Given the Linear System $\dot{x}(t)=A x(t)$ with $x_0=(x_{01},x_{02})$ as initial state and $A=\begin{pmatrix} 0 & 1 \\ -k/M & -h/M \end{pmatrix}$, when $h^2=4Mk$ the matrix A has a single eigenvalue $s_0=s_{1,2}=-\frac{h}{2M}$ with algebraic multiplicity 2. In this case A is not diagonalizable and its Jordan Form is $J=\begin{pmatrix} s_0 & 1 \\ 0 & s_0 \end{pmatrix}$. My objective is to find the exponential matrix so that $x(t)=e^{At}x_0$ using the Jordan normal form. I see that $e^{Jt}=e^{s_0t}\begin{pmatrix} 1 & t \\ 0 & 1 \end{pmatrix}$ So how can I find a matrix $T$ such that $J=TAT^{-1}$? Why the book suggests to use $T=\begin{pmatrix} 0 & -1/s_0^2 \\ 1 & -1/s_0 \end{pmatrix}$?
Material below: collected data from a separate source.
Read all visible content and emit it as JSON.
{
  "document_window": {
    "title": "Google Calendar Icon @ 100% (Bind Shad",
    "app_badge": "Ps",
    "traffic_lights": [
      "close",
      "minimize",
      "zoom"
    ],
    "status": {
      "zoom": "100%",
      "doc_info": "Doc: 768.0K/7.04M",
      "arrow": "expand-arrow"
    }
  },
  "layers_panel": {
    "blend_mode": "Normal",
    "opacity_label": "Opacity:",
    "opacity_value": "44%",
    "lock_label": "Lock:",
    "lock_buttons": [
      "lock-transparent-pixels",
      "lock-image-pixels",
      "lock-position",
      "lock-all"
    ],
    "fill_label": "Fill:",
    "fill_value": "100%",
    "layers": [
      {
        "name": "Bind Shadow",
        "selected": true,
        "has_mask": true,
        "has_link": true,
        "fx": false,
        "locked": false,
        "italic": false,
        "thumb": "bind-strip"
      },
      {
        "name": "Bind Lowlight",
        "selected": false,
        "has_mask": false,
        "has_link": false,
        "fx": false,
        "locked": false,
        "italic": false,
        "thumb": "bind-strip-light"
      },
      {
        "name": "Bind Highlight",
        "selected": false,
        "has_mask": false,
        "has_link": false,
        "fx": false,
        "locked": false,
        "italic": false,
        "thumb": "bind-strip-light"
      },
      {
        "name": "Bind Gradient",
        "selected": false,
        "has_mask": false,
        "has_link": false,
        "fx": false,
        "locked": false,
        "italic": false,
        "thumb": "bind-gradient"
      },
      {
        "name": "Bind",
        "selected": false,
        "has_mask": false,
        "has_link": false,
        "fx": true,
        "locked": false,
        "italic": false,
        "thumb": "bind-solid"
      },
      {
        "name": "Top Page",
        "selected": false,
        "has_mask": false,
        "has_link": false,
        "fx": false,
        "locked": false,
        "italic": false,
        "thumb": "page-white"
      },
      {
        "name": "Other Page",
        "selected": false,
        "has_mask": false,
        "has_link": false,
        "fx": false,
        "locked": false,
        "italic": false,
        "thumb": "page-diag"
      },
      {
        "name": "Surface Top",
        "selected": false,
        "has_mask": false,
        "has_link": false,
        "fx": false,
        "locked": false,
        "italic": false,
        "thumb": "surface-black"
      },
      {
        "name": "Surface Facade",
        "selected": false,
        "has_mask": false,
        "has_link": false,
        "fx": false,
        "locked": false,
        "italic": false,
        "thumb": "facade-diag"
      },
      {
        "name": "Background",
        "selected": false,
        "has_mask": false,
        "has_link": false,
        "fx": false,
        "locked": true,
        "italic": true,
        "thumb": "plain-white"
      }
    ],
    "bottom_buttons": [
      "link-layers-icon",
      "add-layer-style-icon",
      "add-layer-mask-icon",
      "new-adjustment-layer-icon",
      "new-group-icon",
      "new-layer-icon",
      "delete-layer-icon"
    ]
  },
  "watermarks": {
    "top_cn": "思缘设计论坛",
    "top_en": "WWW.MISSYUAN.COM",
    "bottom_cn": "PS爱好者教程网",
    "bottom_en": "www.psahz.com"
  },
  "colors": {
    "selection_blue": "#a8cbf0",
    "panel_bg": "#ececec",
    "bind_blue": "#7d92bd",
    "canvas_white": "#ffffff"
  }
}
Matrix Exponential Jordan Form Linear System
dynamical systemsjordan-normal-formmatrix exponential
Best Answer
using the letter $c,$
$$ \left( \begin{array}{rr} 1&0 \\ c&1 \end{array} \right) \left( \begin{array}{rr} 0&1 \\ -c^2&-2c \end{array} \right) \left( \begin{array}{rr} 1&0 \\ -c&1 \end{array} \right) = \left( \begin{array}{rr} -c&1 \\ 0&-c \end{array} \right) $$